Dies darf nicht verwundern. Lässt man eine Institution jenseits aller Kontrolle nach ihrem Gutdünken walten, dürfte diese in den meisten Fällen ihre Eigeninteressen verfolgen. Da die Finanzen von Bund und Kantonen dadurch jedoch tangiert werden, ist eine demokratische Kontrolle notwendig. Wir Grünen wollen deshalb den Bundesrat mit in die Verantwortung nehmen und postulieren in Artikel 30 die periodische Konsultation des Bundesrates.
Ein weiterer Aspekt zu den Währungsreserven: Andere Probleme könnten sich aus der Notwendigkeit ergeben, die Reserven Gewinn bringend anzulegen. Aufgrund von Rentabilitätserfordernissen wird die Schweizerische Nationalbank auch Engagements in Aktien tätigen. Hat sie viele Reserven, die sie aktiv bewirtschaften muss, droht eine Beeinflussung der Geldpolitik in Richtung einer möglichst rentablen Entwicklung ihrer Finanzanlagen. Dies kann jedoch dem wirtschaftlichen Gesamtinteresse zuwiderlaufen. Auch deshalb ist bei der Bildung von Reserven Zurückhaltung angezeigt.

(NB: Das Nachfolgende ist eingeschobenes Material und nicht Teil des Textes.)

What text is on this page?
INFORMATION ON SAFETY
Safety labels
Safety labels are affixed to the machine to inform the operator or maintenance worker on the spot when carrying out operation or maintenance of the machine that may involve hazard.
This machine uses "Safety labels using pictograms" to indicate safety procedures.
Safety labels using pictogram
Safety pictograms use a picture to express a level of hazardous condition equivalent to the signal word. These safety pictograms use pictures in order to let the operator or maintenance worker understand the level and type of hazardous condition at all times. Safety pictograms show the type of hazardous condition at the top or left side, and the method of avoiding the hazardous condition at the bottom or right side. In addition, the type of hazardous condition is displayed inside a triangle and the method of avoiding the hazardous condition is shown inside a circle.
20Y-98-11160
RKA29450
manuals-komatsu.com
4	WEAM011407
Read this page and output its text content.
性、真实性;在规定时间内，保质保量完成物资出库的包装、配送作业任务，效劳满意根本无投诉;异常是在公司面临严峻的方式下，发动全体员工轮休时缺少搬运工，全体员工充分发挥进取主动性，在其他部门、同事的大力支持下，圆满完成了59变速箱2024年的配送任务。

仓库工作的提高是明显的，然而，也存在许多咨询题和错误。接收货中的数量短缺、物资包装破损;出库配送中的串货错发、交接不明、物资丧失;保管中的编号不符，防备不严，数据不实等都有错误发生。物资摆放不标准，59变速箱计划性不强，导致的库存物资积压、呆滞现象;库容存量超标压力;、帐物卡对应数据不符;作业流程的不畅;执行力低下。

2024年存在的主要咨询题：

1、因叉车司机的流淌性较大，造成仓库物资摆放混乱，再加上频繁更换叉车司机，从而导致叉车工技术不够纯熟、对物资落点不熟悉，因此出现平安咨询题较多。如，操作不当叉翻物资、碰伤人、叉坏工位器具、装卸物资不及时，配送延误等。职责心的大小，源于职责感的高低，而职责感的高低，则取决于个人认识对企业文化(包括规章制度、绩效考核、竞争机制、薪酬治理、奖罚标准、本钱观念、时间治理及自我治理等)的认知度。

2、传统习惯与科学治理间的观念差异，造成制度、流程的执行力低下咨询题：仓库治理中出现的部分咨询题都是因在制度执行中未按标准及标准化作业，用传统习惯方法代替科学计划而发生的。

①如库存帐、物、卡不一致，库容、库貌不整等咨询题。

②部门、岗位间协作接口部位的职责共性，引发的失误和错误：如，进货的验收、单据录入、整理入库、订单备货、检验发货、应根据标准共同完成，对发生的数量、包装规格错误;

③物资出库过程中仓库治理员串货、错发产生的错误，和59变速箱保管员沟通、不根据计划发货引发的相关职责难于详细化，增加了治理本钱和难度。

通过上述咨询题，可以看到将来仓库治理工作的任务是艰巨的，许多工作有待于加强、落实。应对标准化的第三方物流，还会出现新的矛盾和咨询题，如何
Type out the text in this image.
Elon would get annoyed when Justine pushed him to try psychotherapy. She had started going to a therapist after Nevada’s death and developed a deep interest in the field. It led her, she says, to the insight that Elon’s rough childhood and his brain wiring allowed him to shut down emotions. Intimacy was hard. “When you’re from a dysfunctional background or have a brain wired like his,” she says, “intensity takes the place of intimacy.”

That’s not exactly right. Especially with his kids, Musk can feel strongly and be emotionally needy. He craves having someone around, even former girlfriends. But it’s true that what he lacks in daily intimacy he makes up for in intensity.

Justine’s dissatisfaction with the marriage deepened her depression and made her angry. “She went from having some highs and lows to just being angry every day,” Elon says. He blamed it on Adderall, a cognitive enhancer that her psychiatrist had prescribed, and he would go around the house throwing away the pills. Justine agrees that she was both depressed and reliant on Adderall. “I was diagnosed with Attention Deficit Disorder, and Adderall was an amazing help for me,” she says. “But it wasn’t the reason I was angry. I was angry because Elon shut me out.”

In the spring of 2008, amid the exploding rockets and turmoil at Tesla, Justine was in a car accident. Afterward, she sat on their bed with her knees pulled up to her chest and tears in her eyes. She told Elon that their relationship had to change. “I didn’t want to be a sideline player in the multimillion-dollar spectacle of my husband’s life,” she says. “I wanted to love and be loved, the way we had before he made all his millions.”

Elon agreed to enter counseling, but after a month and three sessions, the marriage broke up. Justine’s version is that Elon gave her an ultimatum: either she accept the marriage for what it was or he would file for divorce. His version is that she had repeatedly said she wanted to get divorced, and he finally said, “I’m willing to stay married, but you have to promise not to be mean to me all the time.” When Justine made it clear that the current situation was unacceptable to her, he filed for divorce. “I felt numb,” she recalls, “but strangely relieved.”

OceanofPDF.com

Die Art und Weise, wie die Schweizerische Nationalbank ihre Reserven hält, ist verteilungsrelevant. Bildet sie Währungsreserven aus Rückstellungen, so beeinflusst dies die Höhe des Bilanzgewinns, der an Bund und Kantone ausgeschüttet werden muss. Schüttet die Schweizerische Nationalbank weniger Reserven aus, schwindet diese Einnahmenquelle von Bund und Kantonen.
Wir finden es wichtig, dass die Leistungen der Schweizerischen Nationalbank in ihrer Eigenschaft als "lender of last resort" und damit einer Versicherung für die anderen Banken hier auch abgegolten werden müssen. Die Leistungen der Schweizerischen Nationalbank kosten die Finanzinstitute jedoch nicht mehr als die übrigen Steuerzahlerinnen und Steuerzahler. Damit wird aus unserer Sicht gegen das Verursacherprinzip verstossen.
Neben der unter dem Gesichtspunkt der Steuergerechtigkeit problematischen Finanzierung der "Versicherungsprämien" des Finanzplatzes durch die öffentliche Hand werden dadurch auch falsche Preissignale gesetzt. Wir könnten auch sagen, auf diese Art und Weise werde der Finanzsektor subventioniert. Wir meinen, dieser Verzerrung der relativen Preise könne durch die Einführung von Mindestreserven entgegengewirkt werden, indem die Finanzinstitute unverzinsliche Reserven bei der Schweizerischen Nationalbank halten müssten. Mit diesem Beschluss würden Sie den Leistungen der Schweizerischen Nationalbank und dem gesamten Finanzplatz Rechnung tragen.
Ich bitte Sie, auf die Vorlage einzutreten und mitzuhelfen, diese drei Anliegen in unserem Sinne aufzunehmen.